## 7th Edition 5H.3

Ryan Danis 1J
Posts: 66
Joined: Fri Sep 28, 2018 12:18 am

### 7th Edition 5H.3

This question says ‘Use the information in table 5G.2 to determine the value of K at 300 K for the reaction 2BrCl(g)+H2(g) <-> Br2(g)+2HCl(g).

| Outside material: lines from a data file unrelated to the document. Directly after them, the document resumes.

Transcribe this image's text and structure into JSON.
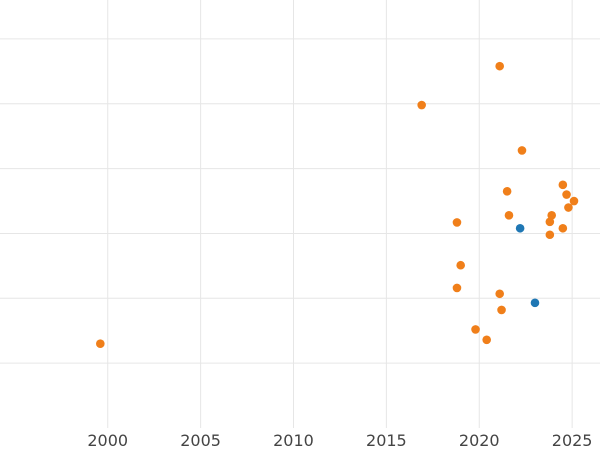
{
  "chart_data": {
    "type": "scatter",
    "title": "",
    "xlabel": "",
    "ylabel": "",
    "xlim": [
      1994.2,
      2026.5
    ],
    "ylim": [
      0,
      6.6
    ],
    "x_ticks": [
      2000,
      2005,
      2010,
      2015,
      2020,
      2025
    ],
    "x_tick_labels": [
      "2000",
      "2005",
      "2010",
      "2015",
      "2020",
      "2025"
    ],
    "y_grid": [
      1,
      2,
      3,
      4,
      5,
      6
    ],
    "grid": true,
    "legend": "none",
    "series": [
      {
        "color": "#f07f1a",
        "points": [
          {
            "x": 1999.6,
            "y": 1.3
          },
          {
            "x": 2016.9,
            "y": 4.98
          },
          {
            "x": 2018.8,
            "y": 3.17
          },
          {
            "x": 2018.8,
            "y": 2.16
          },
          {
            "x": 2019.0,
            "y": 2.51
          },
          {
            "x": 2019.8,
            "y": 1.52
          },
          {
            "x": 2020.4,
            "y": 1.36
          },
          {
            "x": 2021.1,
            "y": 2.07
          },
          {
            "x": 2021.2,
            "y": 1.82
          },
          {
            "x": 2021.1,
            "y": 5.58
          },
          {
            "x": 2021.5,
            "y": 3.65
          },
          {
            "x": 2021.6,
            "y": 3.28
          },
          {
            "x": 2022.3,
            "y": 4.28
          },
          {
            "x": 2023.8,
            "y": 3.18
          },
          {
            "x": 2023.9,
            "y": 3.28
          },
          {
            "x": 2023.8,
            "y": 2.98
          },
          {
            "x": 2024.5,
            "y": 3.08
          },
          {
            "x": 2024.5,
            "y": 3.75
          },
          {
            "x": 2024.7,
            "y": 3.6
          },
          {
            "x": 2024.8,
            "y": 3.4
          },
          {
            "x": 2025.1,
            "y": 3.5
          }
        ]
      },
      {
        "color": "#1f77b4",
        "points": [
          {
            "x": 2022.2,
            "y": 3.08
          },
          {
            "x": 2023.0,
            "y": 1.93
          }
        ]
      }
    ]
  }
}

I am confused about how to combine reactions in table 5G2 to determine the value of K. Thanks! I

Samantha Ito 2E
Posts: 64
Joined: Fri Sep 28, 2018 12:29 am

### Re: 7th Edition 5H.3

Using table 5G.2, you will notice that K=377 for 2BrCl(g) <-> Br2(g) + Cl2(g) at 300K and K=4.0*10^31 for H2(g) + Cl2(g) <-> HCl(g) at 300K. You are then able to multiple these 2 K values together in order to get the K value of the combined reaction.

Andre_Galenchik_2L
Posts: 69
Joined: Fri Sep 28, 2018 12:23 am

### Re: 7th Edition 5H.3

As you can see by the reactions Samantha pointed out, when they are added together the Cl2 cancel out, making the reaction asked about in question 5H.3. When you add reactions, the K of the new reaction is the product of the K's of the reactions that were added together.

Aili Ye 4L
Posts: 58
Joined: Fri Sep 28, 2018 12:16 am

### Re: 7th Edition 5H.3

Since that equation is the addition of two previous equations whose K eqs are given, the K eq value of the total equation is the product of the two previous Keqs.